What we do is let the private sector tell us these are the sectors [they] care about and here are the approaches [they] like. So, the DOE can say ‘we did a big report and we think Betamax is better than VHS’, but if everyone picks VHS, they’re supporting VHS! Me coming to you and arguing about your decision and why you picked VHS and why Betamax is better isn’t a great use of our resources.
Some of the feedback I’m already getting from private sector folks is saying ‘Hey, instead of giving us that money as a 50/50 cost-share, it’d be great for you to give us that money as a floor price for hydrogen… we have an inkling that we can sell low carbon hydrogen for $7 dollars per kilogram, but we can't prove it… But if you guys provided us a floor price… we could actually get commercial debt… we think [LPO has the flexibility to provide this type of agreement].
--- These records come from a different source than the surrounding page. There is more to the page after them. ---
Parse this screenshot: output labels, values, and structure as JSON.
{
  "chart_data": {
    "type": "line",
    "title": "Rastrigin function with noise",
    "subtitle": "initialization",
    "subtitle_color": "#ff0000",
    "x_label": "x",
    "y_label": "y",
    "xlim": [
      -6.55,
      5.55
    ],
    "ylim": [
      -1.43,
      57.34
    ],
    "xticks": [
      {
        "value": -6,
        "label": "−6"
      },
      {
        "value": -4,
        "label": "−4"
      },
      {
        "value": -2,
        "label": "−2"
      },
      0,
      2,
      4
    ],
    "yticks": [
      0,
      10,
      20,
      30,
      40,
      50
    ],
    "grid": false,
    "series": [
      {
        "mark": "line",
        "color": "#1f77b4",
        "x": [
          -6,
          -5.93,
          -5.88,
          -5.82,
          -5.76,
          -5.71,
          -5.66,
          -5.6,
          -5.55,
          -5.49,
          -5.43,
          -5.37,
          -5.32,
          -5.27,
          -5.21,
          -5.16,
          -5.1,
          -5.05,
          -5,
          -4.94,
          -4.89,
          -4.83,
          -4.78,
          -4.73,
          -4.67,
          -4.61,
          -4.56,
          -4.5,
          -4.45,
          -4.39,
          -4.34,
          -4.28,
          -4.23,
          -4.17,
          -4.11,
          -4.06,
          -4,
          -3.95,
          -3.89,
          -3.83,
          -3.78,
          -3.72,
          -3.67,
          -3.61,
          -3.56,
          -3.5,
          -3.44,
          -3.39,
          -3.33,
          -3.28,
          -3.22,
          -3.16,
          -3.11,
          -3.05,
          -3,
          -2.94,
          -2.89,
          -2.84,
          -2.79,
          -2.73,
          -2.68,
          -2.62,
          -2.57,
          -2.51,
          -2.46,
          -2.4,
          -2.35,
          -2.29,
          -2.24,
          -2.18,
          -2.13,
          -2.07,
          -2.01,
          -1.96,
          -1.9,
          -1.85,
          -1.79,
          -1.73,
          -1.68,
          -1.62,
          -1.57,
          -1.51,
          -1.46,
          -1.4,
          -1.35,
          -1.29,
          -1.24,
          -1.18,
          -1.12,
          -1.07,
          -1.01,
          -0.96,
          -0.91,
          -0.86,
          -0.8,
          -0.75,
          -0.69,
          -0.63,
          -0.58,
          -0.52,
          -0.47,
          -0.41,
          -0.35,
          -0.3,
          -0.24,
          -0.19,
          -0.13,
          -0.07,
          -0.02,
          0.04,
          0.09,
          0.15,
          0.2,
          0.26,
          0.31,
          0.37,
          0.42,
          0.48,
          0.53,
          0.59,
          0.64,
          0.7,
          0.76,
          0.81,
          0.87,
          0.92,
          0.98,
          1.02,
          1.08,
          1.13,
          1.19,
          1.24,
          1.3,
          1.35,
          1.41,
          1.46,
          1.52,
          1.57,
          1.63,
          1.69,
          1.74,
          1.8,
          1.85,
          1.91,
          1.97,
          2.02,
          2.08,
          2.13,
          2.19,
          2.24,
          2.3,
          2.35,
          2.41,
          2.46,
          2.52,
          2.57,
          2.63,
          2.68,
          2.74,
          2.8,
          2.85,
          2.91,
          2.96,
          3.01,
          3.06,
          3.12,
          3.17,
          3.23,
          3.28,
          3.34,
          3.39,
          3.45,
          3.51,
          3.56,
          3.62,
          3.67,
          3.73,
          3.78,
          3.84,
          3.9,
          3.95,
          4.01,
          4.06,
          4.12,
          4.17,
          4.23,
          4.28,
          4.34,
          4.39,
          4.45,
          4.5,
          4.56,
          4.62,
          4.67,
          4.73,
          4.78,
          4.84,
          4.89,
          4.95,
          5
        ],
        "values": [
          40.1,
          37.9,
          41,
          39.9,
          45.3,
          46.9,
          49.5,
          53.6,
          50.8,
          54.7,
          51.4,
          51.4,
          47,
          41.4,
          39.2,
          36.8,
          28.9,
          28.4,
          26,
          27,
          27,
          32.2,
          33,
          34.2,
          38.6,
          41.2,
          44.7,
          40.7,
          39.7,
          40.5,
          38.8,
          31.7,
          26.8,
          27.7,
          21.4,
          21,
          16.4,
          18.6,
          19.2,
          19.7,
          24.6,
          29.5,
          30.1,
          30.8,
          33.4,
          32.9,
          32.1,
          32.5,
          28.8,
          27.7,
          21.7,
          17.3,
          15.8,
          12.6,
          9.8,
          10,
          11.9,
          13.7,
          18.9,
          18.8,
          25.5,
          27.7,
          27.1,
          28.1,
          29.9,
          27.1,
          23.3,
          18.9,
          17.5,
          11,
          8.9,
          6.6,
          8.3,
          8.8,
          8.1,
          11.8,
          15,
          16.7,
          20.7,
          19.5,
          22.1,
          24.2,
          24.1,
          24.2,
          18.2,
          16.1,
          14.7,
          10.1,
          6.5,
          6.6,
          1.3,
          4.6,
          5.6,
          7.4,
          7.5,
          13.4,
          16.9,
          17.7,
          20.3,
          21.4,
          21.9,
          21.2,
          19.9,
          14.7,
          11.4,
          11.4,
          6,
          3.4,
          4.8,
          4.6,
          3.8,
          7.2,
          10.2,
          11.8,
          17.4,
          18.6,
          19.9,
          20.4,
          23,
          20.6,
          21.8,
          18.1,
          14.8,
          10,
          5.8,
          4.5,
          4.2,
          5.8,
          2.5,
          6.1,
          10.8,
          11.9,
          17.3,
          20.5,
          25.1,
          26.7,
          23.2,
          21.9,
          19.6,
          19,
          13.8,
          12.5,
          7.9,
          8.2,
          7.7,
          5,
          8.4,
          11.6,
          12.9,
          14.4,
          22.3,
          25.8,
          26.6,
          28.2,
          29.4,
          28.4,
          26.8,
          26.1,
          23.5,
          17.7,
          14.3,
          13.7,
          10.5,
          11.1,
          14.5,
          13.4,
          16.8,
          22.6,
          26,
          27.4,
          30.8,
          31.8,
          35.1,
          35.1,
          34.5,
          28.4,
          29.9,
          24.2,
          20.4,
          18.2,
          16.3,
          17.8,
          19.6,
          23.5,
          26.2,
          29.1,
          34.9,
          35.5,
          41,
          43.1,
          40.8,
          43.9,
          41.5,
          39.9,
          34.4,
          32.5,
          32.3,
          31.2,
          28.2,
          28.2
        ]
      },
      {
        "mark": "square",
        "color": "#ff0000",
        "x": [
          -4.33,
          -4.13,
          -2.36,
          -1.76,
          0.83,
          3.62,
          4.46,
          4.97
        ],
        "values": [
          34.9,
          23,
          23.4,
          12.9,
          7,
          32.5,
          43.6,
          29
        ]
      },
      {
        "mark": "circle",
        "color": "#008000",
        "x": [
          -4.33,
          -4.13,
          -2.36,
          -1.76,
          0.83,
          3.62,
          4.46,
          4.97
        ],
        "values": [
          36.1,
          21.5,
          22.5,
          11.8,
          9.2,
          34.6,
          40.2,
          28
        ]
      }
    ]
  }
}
It was very clear that we rushed the rulemaking process of the Loans Programs Office back in 2009 because we were asked to get the money out the door for shovel ready projects. So, part of what we’re doing at LPO now is getting ourselves setup for another rulemaking so we can do these kind things properly… tell people what your inner voice is saying to you about how we can do things better… this is the time to reflect all of your best ideas and the [changes that need to be made].
We’ve done well. We’ve got $35 billion or so of loans we’ve put out the door and we’ve had about $1 billion of losses, which is something that any commercial bank would be very proud of if that was their mandate.
The Office of Clean Energy Demonstrations (OCED) is really saying there are a lot of places where the underlying technology ‘We think it’s going to work, but we’re not sure it’s going to work’, and in those places, LPO really can’t provide money… the technology works or it doesn’t work, that’s something that has to be demonstrated first, and so that’s really where OCED differentiates itself from LPO.
Because of our process [applicants] are thinking more clearly about what the risks are and putting in place mitigants to make sure that those predictable sources of failure are protected against… as a result, we’re seeing a ton of third-party validation of our approach.